Minutos depois ela me entregou o formulário, coloquei o último na pasta e puxei o Beto pela camisa, sem nem mesmo dar tchau à garota ou permitir que ele o fizesse.

•• •

No caminho para a casa da Sra. Clarice, ambos permanecemos calados, o silêncio era tão profundo que eu podia ouvir sua respiração, um tanto ofegante devido à caminhada. Resolvi puxar conversa.

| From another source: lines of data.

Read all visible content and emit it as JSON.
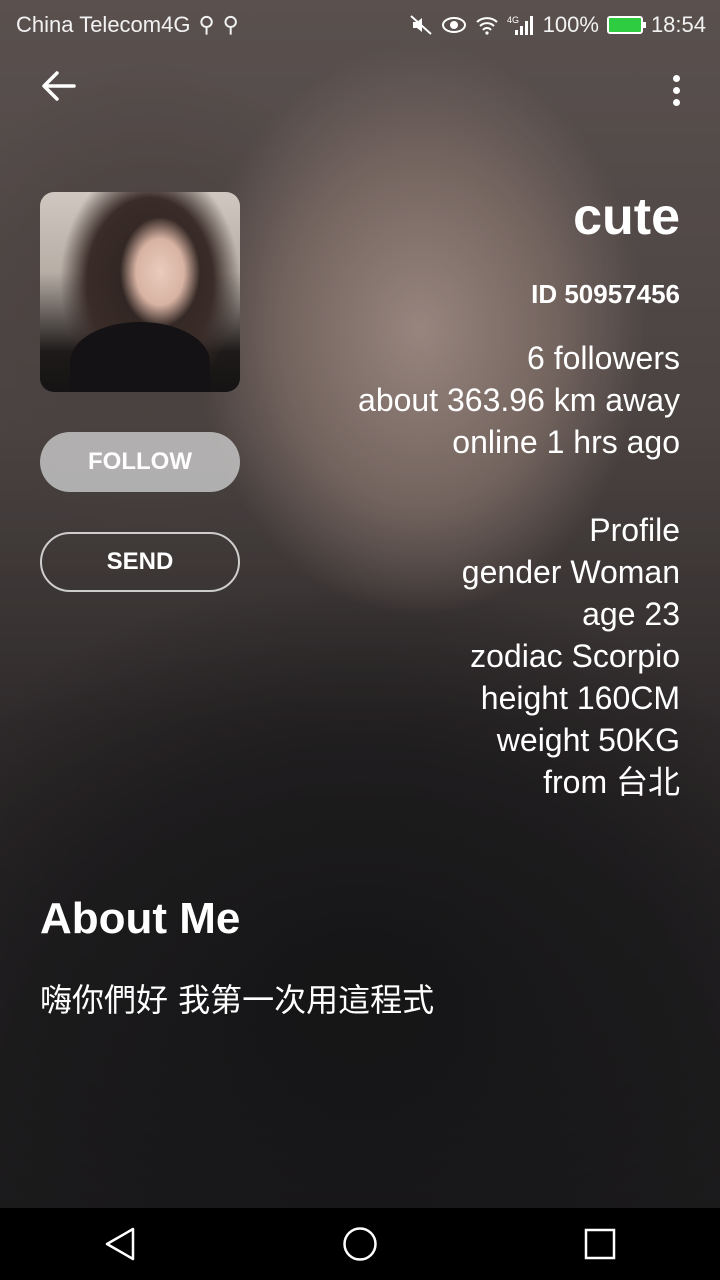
{
  "status_bar": {
    "carrier": "China Telecom4G",
    "battery": "100%",
    "time": "18:54",
    "icons": [
      "usb-icon",
      "usb-icon",
      "mute-icon",
      "eye-icon",
      "wifi-icon",
      "signal-icon",
      "battery-icon"
    ]
  },
  "toolbar": {
    "back_icon": "arrow-left-icon",
    "more_icon": "more-vertical-icon"
  },
  "profile_header": {
    "nickname": "cute",
    "user_id": "ID 50957456",
    "followers": "6 followers",
    "distance": "about 363.96 km away",
    "last_online": "online 1 hrs ago"
  },
  "actions": {
    "follow_label": "FOLLOW",
    "send_label": "SEND"
  },
  "profile": {
    "title": "Profile",
    "gender": "gender Woman",
    "age": "age 23",
    "zodiac": "zodiac Scorpio",
    "height": "height 160CM",
    "weight": "weight 50KG",
    "from": "from 台北"
  },
  "about": {
    "title": "About Me",
    "text": "嗨你們好 我第一次用這程式"
  },
  "nav_bar": {
    "buttons": [
      "back-triangle-icon",
      "home-circle-icon",
      "recents-square-icon"
    ]
  },
  "colors": {
    "follow_bg": "#c8c8c8",
    "battery_fill": "#2ecc40"
  }
}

-Então... - tentei pensar em uma maneira menos direta de chegar ao assunto, ora olhava para os cadarços do meu sapato, ora para a rua à nossa frente. Decidi pelo modo direto, nosso nível de intimidade me deixava à vontade o bastante para isso. - Como começou a conversar com aquela garota?

-Ela estava sozinha no canto do pátio, parecia excluída, pensei que seria legal conhecer alguém.

-Ah, você como sempre muito bondoso.

-Acabei descobrindo que ela é uma ótima pessoa. Muito engraçada. V ocê deveria conhecê-la também.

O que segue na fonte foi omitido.